Most people associate Saudi Arabia with oil, but natural gas supply is one of the most important issues in the Kingdom today. If the Saudis want to remain one of the world’s largest oil exporters, they need to simultaneously address the challenges associated with subsidized domestic energy prices, their internal energy consumption rate and domestic non-associated natural gas development.
“The Kingdom is in desperate need of rolling back the world’s second-largest portfolio of energy subsidies, which are driving domestic demand for its chief export commodity, crude oil,” Jim Krane, Gulf energy analyst at Cambridge University’s Judge Business School told Breaking Energy in an email.
For decades Saudi Arabia enjoyed the use of natural gas that was produced along with the country’s abundant oil resources and thus known as associated gas. It is believed that about 60% of the Kingdom’s gas is associated. According to national oil company Saudi Aramco, the primary uses for gas are power generation, the petrochemical industry, the petroleum industry and water desalination.
Subsidized Power to the People
The country – like many others in the Gulf region – employs a regulated gas price system that sets the price at $0.75 per million Btu. This system worked just fine when associated gas was inexpensive to produce, the population was smaller and domestic – as well as global – oil consumption was lower.
However, Riyadh is making a push to diversify the economy into more gas-intensive industries, primarily petrochemicals. This along with a desire to burn fewer barrels of high-value liquids in the power generation sector has left the Saudis with a strong need for incremental volumes of gas.
With much of the Kingdom’s associated gas being consumed, exploring and proving up non-associated gas reserves has become a primary goal for Saudi Aramco, which has entered into joint ventures with non-US companies. One of the problems, however, is the expense of developing non-associated gas deposits that are often deeper, under higher pressure and contain more sulfur than the gas associated with Saudi oil. Some industry estimates suggest companies would need to receive around $5/mmbtu in order to make producing technically challenging non-associated gas economically viable.
“As of yet there is no movement on the 75 cents per MMBtu price, but I expect it to rise relatively soon. Energy policymakers in the kingdom have been converging on a price hike agreement. From my discussions with them in October, there appeared to be an emerging consensus that the gas price would more than double, to somewhere around $2.00 perhaps as high as $2.50”, Krane said.
“Most Saudis in the energy sector advocate higher prices, but there are strong interests on the other side of the equation too; those in the petrochemicals, cement and general industry sectors which have been reaping uneconomic profits via their supply of underpriced gas. The power of this lobby and its argument that raising energy prices will kill Saudi jobs should not be underestimated,” said Krane.
Energy Prices A Bigger Problem
It is a tricky situation with lots of moving parts, and increasing the regulated gas price alone would not improve the Saudi situation, Krane went on to explain.
“At the moment, macroeconomic indicators bode well for a price hike. Inflation is relatively low, under 5%, and economic growth is high, around an annualized 6%. Thus a hike in the gas price shouldn’t disrupt things.”
Although raising the gas price would spur badly needed exploration and production, it is just one piece in this puzzle, he said. “Raising the gas price on its own would be counterproductive, by making crude oil and subsidized diesel fuel comparatively cheaper. About half of Saudi Arabia’s power is generated by liquid feedstocks. The last thing the Kingdom needs is to boost domestic demand for crude, which it sells for as little as $5 per barrel, or very expensive diesel fuel, which it imports at global market prices.”

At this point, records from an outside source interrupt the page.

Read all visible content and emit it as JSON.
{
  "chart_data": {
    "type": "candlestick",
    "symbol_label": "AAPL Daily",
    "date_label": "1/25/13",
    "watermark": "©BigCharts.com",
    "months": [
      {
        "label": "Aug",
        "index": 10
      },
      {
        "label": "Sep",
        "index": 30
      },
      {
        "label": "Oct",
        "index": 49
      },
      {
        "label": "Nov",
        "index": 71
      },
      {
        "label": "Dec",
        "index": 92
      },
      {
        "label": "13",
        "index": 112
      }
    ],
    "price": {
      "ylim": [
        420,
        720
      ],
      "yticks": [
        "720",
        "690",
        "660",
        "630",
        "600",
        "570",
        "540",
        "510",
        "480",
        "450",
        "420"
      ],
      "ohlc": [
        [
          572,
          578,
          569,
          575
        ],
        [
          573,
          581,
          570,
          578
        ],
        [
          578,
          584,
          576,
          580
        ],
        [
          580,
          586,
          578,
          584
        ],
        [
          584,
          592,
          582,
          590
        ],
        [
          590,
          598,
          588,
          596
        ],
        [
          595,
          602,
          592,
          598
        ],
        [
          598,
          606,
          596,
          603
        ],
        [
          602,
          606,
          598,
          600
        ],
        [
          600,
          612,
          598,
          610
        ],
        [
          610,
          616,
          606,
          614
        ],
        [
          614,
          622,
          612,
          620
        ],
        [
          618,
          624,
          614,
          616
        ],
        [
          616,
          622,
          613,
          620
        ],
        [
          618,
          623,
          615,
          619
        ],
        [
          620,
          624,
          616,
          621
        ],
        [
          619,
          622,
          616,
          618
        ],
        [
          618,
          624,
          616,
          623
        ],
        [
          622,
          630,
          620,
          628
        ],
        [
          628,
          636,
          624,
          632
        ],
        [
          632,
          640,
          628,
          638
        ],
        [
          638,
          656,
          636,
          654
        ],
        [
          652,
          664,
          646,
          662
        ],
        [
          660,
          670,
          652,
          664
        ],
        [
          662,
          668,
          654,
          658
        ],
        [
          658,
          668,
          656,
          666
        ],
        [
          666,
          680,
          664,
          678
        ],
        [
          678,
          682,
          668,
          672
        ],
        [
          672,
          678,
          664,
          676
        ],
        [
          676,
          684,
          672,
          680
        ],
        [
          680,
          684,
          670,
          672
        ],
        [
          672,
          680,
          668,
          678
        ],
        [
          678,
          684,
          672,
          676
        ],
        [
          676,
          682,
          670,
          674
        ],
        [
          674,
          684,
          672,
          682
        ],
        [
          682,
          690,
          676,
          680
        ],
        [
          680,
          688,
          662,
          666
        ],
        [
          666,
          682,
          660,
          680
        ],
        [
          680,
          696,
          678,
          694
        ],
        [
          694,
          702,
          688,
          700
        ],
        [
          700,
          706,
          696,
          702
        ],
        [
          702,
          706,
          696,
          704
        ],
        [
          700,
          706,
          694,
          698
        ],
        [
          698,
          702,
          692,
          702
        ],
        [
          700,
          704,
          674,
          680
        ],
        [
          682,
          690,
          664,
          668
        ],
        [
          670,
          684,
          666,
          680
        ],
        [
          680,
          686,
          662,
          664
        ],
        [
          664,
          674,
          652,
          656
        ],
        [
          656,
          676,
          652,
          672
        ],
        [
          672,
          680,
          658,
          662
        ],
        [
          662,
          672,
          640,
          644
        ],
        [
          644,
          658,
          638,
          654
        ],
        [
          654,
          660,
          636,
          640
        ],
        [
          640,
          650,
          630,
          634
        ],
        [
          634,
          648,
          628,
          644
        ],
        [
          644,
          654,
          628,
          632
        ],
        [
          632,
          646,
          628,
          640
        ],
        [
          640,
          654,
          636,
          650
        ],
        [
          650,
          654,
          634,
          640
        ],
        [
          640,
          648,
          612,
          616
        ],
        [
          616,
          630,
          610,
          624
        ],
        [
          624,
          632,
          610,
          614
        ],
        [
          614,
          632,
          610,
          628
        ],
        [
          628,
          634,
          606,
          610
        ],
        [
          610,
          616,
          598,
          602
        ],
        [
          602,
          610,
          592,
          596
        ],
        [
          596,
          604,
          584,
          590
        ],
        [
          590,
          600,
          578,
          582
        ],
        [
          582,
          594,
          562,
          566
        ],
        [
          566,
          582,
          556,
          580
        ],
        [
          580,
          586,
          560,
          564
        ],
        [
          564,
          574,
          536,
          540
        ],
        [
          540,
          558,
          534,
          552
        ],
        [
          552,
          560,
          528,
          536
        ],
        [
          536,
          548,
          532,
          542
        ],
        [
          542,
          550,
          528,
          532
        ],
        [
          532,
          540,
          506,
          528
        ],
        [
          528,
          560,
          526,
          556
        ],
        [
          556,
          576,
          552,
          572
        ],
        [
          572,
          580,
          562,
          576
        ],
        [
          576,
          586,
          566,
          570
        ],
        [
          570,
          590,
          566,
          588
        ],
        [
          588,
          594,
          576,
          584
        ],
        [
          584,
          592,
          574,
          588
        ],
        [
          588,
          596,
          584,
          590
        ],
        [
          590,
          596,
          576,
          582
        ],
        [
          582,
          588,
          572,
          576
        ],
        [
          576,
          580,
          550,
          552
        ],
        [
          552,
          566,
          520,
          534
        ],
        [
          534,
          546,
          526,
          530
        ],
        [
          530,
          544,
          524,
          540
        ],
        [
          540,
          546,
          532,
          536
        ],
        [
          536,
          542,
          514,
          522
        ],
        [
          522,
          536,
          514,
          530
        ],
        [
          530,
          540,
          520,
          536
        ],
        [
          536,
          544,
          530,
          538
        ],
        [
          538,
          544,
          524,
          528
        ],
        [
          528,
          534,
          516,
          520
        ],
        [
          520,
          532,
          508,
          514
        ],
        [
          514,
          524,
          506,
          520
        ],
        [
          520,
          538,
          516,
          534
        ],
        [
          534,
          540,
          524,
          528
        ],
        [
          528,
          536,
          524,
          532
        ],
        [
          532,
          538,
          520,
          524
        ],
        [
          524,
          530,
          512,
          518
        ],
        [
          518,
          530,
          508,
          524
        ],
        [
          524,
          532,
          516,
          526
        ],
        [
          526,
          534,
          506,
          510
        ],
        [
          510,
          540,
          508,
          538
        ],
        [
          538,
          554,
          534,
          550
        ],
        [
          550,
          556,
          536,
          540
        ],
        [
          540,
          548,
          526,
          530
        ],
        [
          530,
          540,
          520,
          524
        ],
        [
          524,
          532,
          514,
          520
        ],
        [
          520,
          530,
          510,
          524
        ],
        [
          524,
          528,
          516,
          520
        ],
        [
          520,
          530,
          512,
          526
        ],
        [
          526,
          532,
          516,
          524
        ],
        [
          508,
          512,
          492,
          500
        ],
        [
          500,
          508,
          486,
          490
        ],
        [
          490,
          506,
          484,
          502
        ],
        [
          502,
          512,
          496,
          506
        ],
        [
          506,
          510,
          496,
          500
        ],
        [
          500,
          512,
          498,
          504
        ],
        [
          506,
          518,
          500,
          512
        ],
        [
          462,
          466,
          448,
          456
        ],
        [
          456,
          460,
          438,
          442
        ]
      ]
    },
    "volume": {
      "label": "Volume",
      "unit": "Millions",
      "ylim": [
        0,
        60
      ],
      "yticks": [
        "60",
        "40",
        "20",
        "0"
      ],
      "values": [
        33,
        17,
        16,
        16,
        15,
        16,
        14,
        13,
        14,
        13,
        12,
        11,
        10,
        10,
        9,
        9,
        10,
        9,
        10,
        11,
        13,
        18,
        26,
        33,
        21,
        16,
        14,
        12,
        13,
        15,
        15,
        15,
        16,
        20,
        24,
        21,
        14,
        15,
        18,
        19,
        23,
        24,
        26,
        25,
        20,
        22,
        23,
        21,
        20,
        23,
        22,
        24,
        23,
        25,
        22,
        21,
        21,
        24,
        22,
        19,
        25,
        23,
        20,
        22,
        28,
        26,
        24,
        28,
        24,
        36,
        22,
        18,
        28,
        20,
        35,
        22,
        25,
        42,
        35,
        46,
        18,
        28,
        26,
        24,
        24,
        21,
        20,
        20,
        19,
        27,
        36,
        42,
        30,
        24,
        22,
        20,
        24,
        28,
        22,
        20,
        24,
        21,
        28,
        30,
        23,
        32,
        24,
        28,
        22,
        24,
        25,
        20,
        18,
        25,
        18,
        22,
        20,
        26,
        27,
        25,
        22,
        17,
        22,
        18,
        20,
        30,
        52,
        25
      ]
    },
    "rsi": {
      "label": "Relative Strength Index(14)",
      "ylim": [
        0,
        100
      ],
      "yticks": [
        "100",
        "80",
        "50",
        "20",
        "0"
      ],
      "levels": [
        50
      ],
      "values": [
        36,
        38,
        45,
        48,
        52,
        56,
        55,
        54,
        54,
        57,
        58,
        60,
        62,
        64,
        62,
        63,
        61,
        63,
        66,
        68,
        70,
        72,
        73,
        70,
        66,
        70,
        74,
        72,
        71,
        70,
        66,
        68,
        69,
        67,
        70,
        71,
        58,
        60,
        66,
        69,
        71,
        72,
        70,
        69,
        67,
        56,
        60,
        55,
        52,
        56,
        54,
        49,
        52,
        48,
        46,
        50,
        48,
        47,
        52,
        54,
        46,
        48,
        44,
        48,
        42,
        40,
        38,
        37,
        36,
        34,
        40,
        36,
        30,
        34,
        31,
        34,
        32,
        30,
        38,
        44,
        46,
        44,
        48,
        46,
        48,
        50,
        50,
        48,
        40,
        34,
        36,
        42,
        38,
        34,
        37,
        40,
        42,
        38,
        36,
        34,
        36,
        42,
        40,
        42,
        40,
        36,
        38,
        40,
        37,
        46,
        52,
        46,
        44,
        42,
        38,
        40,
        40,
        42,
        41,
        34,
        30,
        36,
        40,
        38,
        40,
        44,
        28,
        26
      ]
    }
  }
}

New discoveries of non-associated gas have been slow to materialize, though some progress has been made. Nevertheless, with 2012 population growth estimated at around 1.5% and power consumption growing around 8% annually, more gas will need to be found and brought on stream.
In April 2010, Khalid al-Falih, Aramco’s CEO, stated that the Kingdom’s oil export availability would fall to less than 7 million barrels per day in 2028 without considerable energy efficiency improvements. Saudi oil consumption increased by 3.7% year-on-year from 2010 to 2011 and grew at a compound average growth rate of 5.8% during the 10 years prior.
“In the end, Saudi Arabia’s continued role as an energy exporter hinges on its ability to make the tough call of reducing its rampaging domestic demand. To do this, it must begin correcting the distorted prices that are driving demand. Saudi Aramco is an extremely capable firm, but it can’t keep treating Saudi consumption as a supply problem. Sooner or later the Kingdom is going to have to confront its own energy demand, and adjusting prices is the most effective medicine,” said Krane.